La democrazia è una bomba

15 Maggio 2012 di Fabrizio Provera

Massimo Fini non lascia insensibili. Massimo Fini divide, da sempre. Massimo Fini si ama o si odia. Sin dagli anni Settanta, ossia da quando – figlio di Benso Fini, giornalista di lungo corso e collega di redazione, al Corriere, di Gaetano Afeltra, Bruno Fallaci (padre di Oriana) e Dino Buzzati – diventa una delle firme di punta dell’Europeo di Tommaso Giglio, il settimanale di Oriana Fallaci e moltissimi altri. Massimo Fini assunse, sin da allora, i panni e i connotati dell’eterodosso coraggioso, per certi versi integrale.

Come definire, del resto, uno scrittore che nella sua casa vicina a piazza della Repubblica, a Milano, conserva gelosamente l’opera omnia di Benito Mussolini e di Vladimir Ilic Iulianov, in arte Lenin? Uno che prende le difese di Paolo Longanesi, figlio del grande Leo, mentre viene malmenato dal Movimento Studentesco alla Statale di Milano, schierandosi contro i contestatori carezzati e coccolati dalla grande stampa? Uno che difende Enzo Tortora sin dagli inizi, a differenza di tutti (o quasi) i colleghi e della televisione, che prima santifica poi condanna in via preventiva l’inventore di Portobello? Uno che senza indugi ha custodito la memoria di Luigi Calabresi, in aperta polemica con Adriano Sofri e il clan di Lotta Continua?

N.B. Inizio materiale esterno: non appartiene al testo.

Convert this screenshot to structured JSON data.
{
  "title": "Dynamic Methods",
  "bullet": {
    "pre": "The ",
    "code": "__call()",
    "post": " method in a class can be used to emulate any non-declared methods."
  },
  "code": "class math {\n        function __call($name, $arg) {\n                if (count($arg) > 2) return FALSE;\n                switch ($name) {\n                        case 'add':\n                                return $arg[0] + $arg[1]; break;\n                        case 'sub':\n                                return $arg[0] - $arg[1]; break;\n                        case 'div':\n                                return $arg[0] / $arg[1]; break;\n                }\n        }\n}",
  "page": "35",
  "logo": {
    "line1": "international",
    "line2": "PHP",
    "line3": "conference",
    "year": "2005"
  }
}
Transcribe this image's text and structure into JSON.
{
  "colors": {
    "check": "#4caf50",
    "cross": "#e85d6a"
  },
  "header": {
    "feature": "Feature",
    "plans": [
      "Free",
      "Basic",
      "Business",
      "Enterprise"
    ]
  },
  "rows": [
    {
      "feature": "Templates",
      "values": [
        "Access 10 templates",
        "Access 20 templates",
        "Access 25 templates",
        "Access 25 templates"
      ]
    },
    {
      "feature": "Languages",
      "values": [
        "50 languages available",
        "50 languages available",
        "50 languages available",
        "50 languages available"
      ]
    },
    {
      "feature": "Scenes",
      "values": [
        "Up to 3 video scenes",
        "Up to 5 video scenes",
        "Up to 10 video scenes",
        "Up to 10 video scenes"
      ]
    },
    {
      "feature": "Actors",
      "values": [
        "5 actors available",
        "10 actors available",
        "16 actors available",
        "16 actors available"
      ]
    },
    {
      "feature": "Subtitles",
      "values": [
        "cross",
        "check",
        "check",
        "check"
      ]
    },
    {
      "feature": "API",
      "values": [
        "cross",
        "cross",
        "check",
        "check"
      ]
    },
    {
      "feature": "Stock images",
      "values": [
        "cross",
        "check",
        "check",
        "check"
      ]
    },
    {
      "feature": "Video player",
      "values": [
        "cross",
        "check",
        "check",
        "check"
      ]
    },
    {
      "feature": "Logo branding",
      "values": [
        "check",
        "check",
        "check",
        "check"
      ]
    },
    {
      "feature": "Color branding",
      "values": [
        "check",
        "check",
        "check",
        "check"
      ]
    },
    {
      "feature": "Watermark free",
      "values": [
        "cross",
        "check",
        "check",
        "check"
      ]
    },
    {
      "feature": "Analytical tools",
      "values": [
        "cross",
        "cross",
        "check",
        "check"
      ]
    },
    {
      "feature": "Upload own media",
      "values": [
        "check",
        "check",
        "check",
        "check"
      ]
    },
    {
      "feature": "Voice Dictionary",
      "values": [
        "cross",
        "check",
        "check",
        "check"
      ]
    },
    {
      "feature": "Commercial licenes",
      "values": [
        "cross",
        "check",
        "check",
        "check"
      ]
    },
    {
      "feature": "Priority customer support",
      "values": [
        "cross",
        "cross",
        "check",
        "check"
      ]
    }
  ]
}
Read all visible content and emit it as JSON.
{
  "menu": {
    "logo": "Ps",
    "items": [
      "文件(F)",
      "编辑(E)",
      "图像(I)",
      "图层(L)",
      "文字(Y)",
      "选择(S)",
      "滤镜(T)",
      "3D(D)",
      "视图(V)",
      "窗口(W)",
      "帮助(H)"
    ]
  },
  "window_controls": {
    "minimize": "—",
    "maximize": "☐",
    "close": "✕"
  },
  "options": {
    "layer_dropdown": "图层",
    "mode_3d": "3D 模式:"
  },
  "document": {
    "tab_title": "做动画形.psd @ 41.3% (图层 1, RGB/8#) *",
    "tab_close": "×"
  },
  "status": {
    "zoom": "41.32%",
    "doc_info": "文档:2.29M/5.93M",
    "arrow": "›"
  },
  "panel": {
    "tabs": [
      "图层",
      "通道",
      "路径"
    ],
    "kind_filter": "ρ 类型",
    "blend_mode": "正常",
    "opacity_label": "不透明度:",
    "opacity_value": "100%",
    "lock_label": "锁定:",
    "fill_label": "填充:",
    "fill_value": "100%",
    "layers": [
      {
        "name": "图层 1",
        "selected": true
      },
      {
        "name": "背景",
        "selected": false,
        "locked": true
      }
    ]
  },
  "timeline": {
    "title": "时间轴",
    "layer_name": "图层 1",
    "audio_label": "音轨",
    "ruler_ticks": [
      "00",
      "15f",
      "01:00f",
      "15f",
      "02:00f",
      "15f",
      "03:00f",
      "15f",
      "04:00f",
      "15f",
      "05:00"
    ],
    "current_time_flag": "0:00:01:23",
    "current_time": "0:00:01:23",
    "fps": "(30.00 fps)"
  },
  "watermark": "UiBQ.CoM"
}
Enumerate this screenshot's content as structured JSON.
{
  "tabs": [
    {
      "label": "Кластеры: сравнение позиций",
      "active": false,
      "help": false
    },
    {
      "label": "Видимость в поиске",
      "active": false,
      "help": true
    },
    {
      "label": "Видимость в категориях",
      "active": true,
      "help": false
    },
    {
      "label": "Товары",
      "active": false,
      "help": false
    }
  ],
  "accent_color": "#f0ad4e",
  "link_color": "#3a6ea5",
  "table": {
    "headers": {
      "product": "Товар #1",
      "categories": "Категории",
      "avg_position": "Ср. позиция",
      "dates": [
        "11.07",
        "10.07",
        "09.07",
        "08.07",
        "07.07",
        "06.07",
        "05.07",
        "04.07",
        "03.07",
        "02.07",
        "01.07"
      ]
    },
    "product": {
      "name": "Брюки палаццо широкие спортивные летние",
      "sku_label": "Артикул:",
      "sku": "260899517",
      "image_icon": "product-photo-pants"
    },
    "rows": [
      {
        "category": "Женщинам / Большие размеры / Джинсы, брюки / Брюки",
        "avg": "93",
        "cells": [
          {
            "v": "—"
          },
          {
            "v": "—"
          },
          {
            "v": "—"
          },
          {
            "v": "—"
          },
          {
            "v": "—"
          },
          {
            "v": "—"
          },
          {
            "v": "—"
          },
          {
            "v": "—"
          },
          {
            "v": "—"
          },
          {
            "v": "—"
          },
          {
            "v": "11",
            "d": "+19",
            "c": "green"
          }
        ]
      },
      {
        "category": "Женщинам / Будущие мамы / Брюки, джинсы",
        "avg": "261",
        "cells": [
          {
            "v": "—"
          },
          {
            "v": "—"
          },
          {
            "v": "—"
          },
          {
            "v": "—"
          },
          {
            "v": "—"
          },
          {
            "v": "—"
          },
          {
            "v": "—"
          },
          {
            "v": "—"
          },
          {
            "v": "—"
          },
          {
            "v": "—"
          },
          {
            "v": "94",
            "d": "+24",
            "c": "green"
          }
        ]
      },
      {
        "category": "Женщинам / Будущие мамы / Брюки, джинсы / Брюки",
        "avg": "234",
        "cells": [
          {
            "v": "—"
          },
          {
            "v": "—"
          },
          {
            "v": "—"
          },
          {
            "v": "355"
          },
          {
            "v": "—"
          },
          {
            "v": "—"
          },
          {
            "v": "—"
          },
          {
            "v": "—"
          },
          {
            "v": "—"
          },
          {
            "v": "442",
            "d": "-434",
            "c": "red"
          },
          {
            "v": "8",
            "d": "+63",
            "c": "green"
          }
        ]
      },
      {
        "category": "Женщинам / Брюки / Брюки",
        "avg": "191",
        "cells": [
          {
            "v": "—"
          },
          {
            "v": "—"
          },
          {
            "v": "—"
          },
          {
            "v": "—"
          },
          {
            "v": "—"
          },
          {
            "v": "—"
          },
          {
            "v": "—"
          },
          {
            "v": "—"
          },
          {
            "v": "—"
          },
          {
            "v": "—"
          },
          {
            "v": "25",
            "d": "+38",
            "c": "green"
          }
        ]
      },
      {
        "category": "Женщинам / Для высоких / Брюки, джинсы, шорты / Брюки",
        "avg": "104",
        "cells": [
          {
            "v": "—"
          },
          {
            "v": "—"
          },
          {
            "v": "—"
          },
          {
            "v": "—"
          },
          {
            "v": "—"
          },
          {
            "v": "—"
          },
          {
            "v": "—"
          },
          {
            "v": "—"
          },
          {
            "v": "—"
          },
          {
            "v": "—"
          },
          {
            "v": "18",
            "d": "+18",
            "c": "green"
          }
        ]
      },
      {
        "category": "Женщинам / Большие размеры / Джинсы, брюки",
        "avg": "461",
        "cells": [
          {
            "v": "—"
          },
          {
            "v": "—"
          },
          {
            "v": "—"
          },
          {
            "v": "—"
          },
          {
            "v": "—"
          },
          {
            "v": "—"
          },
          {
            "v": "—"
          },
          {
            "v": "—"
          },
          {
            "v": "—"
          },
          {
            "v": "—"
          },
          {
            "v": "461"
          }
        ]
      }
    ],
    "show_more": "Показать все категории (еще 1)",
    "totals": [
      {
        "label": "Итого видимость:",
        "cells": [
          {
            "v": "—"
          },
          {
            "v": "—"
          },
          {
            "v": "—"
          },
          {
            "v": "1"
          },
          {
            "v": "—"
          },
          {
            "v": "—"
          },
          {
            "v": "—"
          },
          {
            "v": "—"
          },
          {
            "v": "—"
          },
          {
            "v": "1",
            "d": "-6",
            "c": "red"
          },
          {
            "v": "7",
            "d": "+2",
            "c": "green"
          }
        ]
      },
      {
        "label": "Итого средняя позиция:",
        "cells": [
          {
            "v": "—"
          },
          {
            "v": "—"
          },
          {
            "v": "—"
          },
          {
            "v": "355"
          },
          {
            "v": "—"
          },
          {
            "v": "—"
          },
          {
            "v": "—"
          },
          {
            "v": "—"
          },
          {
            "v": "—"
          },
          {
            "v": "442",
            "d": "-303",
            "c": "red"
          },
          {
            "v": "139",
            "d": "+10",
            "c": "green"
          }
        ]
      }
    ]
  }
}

Uno che frequentava i Consigli comunali di Milano, negli anni Settanta, essendo l’unico cronista di un giornale di sinistra (L’Avanti) che alla buvette di palazzo Marino a rivolgere la parola al barone Tomaso Staiti, fascistissimo consigliere del Msi? Uno che mandò al diavolo i maggiorenti del Partito Socialista nei primi anni Ottanta, quando spiccarono il volo mentre Fini abbandonava polemico la nave, pronta a salpare verso il potere? Uno che rifiuta un lauto contratto offertogli da Vittorio Feltri per scrivere su Il Giornale, perché Fini è antiberlusconiano vero e non post-litteram, soprattutto perché tifa Torino e aborrisce l’americanizzazione del calcio italiano ”indotta’ da Silvio Berlusconi nel 1986? Uno che negli anni Ottanta partecipa a un congresso del Fronte della Gioventù, il movimento giovanile del Msi, e si chiede polemico come mai la Destra italiana appoggi gli Stati Uniti, riscuotendo un applauso fantozziano (nel senso che durò svariati minuti)? Uno che si permette di criticare la politica dello Stato di Israele, lontano dalla benché minima tentazione di retorica antisemita?